たい焼きを一つ平らげ、御門先生は新たにもう一つ取り出す。

「それにしても美味しいわね、このたい焼き」

「私のお気に入りですから」ジィィィ

「……あらそう」

ヤミから物凄く凝視されて食べるに食べれない御門先生。

サッ(持っているたい焼きを右にずらす)

ジィィィ(顔は動かさずに目だけで後を追う)

サッ(今度は左にずらす)

ジィィィ(再び目だけが後を追う)

「……」

どうやら御門先生が持っているたい焼きが気になるらしい。

「……このたい焼き、少し量が多いわね。誰か食べてくれないかしら」

「……」パァァァ

「あっ、でも冷蔵庫に入れて明日食べればいいかしら」

「……」ズゥゥゥン

御門先生の言葉に、無表情ながらもあからさまな反応を見せるヤミ。

「ふふふ、冗談よ。貴女も食べる?」

「!?い、いえ。そういう訳には―――」

くぅ〜

「ッ!/////」

ヤミのお腹は正直だった。

「……頂きます」

ヤミは御門先生からたい焼きを一つ貰うとモキュモキュと食べ始めた。

(金色の闇ってこんなキャラだったかしら?前に会った時はもっと刺々しい感じだったけど……)

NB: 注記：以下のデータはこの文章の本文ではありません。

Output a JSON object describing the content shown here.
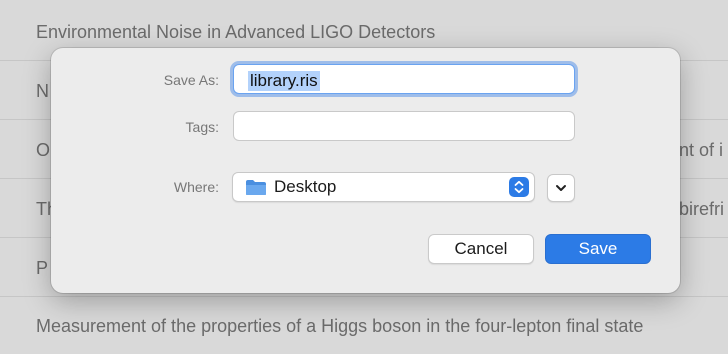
{
  "background_list": {
    "rows": [
      {
        "text": "Environmental Noise in Advanced LIGO Detectors",
        "right": ""
      },
      {
        "text": "N",
        "right": ""
      },
      {
        "text": "O",
        "right": "nt of i"
      },
      {
        "text": "Th",
        "right": "birefri"
      },
      {
        "text": "P",
        "right": ""
      },
      {
        "text": "Measurement of the properties of a Higgs boson in the four-lepton final state",
        "right": ""
      }
    ]
  },
  "dialog": {
    "save_as_label": "Save As:",
    "save_as_value": "library.ris",
    "tags_label": "Tags:",
    "tags_value": "",
    "where_label": "Where:",
    "where_value": "Desktop",
    "cancel_label": "Cancel",
    "save_label": "Save"
  },
  "colors": {
    "accent": "#2c7be6",
    "selection": "#b3d2fb",
    "folder": "#4a8fe0"
  },
  "icons": [
    "folder-icon",
    "up-down-stepper-icon",
    "chevron-down-icon"
  ]
}
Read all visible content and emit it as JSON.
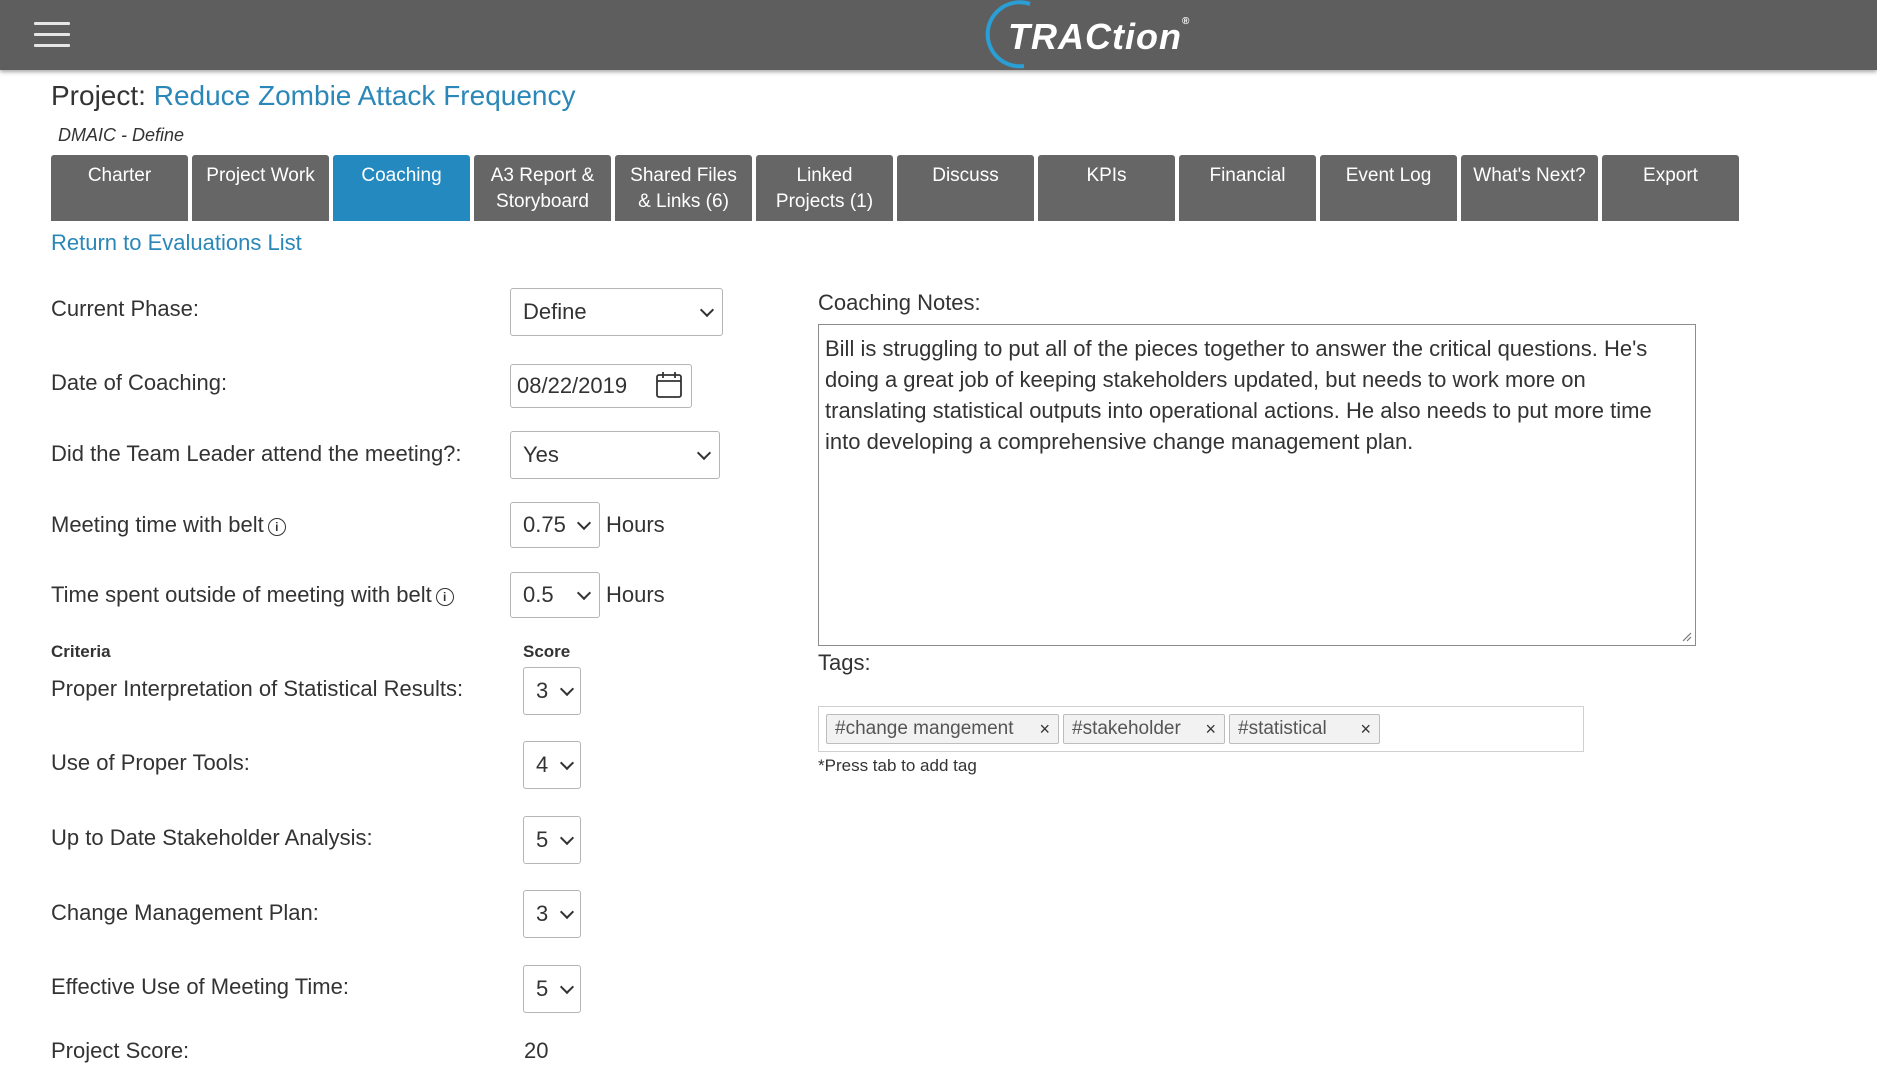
{
  "header": {
    "logo_text": "TRACtion",
    "logo_reg": "®"
  },
  "project": {
    "prefix": "Project:",
    "name": "Reduce Zombie Attack Frequency",
    "phase_sub": "DMAIC - Define"
  },
  "tabs": [
    {
      "line1": "Charter",
      "line2": ""
    },
    {
      "line1": "Project Work",
      "line2": ""
    },
    {
      "line1": "Coaching",
      "line2": ""
    },
    {
      "line1": "A3 Report &",
      "line2": "Storyboard"
    },
    {
      "line1": "Shared Files",
      "line2": "& Links (6)"
    },
    {
      "line1": "Linked",
      "line2": "Projects (1)"
    },
    {
      "line1": "Discuss",
      "line2": ""
    },
    {
      "line1": "KPIs",
      "line2": ""
    },
    {
      "line1": "Financial",
      "line2": ""
    },
    {
      "line1": "Event Log",
      "line2": ""
    },
    {
      "line1": "What's Next?",
      "line2": ""
    },
    {
      "line1": "Export",
      "line2": ""
    }
  ],
  "return_link": "Return to Evaluations List",
  "form": {
    "current_phase_label": "Current Phase:",
    "current_phase_value": "Define",
    "date_label": "Date of Coaching:",
    "date_value": "08/22/2019",
    "leader_label": "Did the Team Leader attend the meeting?:",
    "leader_value": "Yes",
    "meeting_time_label": "Meeting time with belt",
    "meeting_time_value": "0.75",
    "outside_time_label": "Time spent outside of meeting with belt",
    "outside_time_value": "0.5",
    "hours_label": "Hours",
    "info_symbol": "i"
  },
  "criteria": {
    "criteria_header": "Criteria",
    "score_header": "Score",
    "items": [
      {
        "label": "Proper Interpretation of Statistical Results:",
        "score": "3"
      },
      {
        "label": "Use of Proper Tools:",
        "score": "4"
      },
      {
        "label": "Up to Date Stakeholder Analysis:",
        "score": "5"
      },
      {
        "label": "Change Management Plan:",
        "score": "3"
      },
      {
        "label": "Effective Use of Meeting Time:",
        "score": "5"
      }
    ],
    "project_score_label": "Project Score:",
    "project_score_value": "20"
  },
  "notes": {
    "label": "Coaching Notes:",
    "text": "Bill is struggling to put all of the pieces together to answer the critical questions. He's doing a great job of keeping stakeholders updated, but needs to work more on translating statistical outputs into operational actions.  He also needs to put more time into developing a comprehensive change management plan."
  },
  "tags": {
    "label": "Tags:",
    "items": [
      "#change mangement",
      "#stakeholder",
      "#statistical"
    ],
    "remove_symbol": "×",
    "hint": "*Press tab to add tag"
  },
  "colors": {
    "topbar": "#5e5e5e",
    "tab": "#666666",
    "tab_active": "#2489bf",
    "link": "#2a87b8"
  }
}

暫く見ない間に随分と印象が変わったな、と昔を振り替える御門先生。

「これじゃあ、どちらかと言うと『ヤミちゃん』って感じね」

クスクスと笑いながら言った御門先生の言葉を聞いて、ヤミの手が止まる。

「?どうかした?」

「いえ……貴女もプリンセスみたいなことを言うのだと思いまして」

「プリンセス?ああ、ララさんのことね。いつの間に仲良くなったの?」

「別にそんなつもりは……」

照れ隠しなのか、御門先生から目を逸らして再びたい焼きを食べ始めるヤミ。

「そういえば、さっきは流したけど何でこの星に暫く居ることにしたの?」

御門先生がヤミに尋ねる。

「大したことではありません。私的な用事です」

「ふ〜ん…………結城君が理由、かしら?」

御門先生の言葉にピクリと反応するヤミ。

「思った通りね。大方、婚約者候補からの暗殺依頼かしら?」

「……ええ。もっとも、その依頼は白紙に戻りましたが」

隠すことでもない、とヤミは素直に白状する。

「あら?それならどうしてまだ結城君を狙っているの?」

「……私は今まで依頼を失敗したことはありませんでした。だから今回も依頼を完遂する。それだけです」

「ふ〜ん。まっ、そういうことにしておいてあげるわ」

ヤミの返事を聞いた御門先生は満足したのか、ニヤニヤしながらそう答えた。

「……随分と長居してしまいましたね。今日はこの辺りで失礼します」

「はいはい。調子が悪くなったら何時でも来ていいわよ」

それでは、とヤミは頭を下げて保健室を後にした。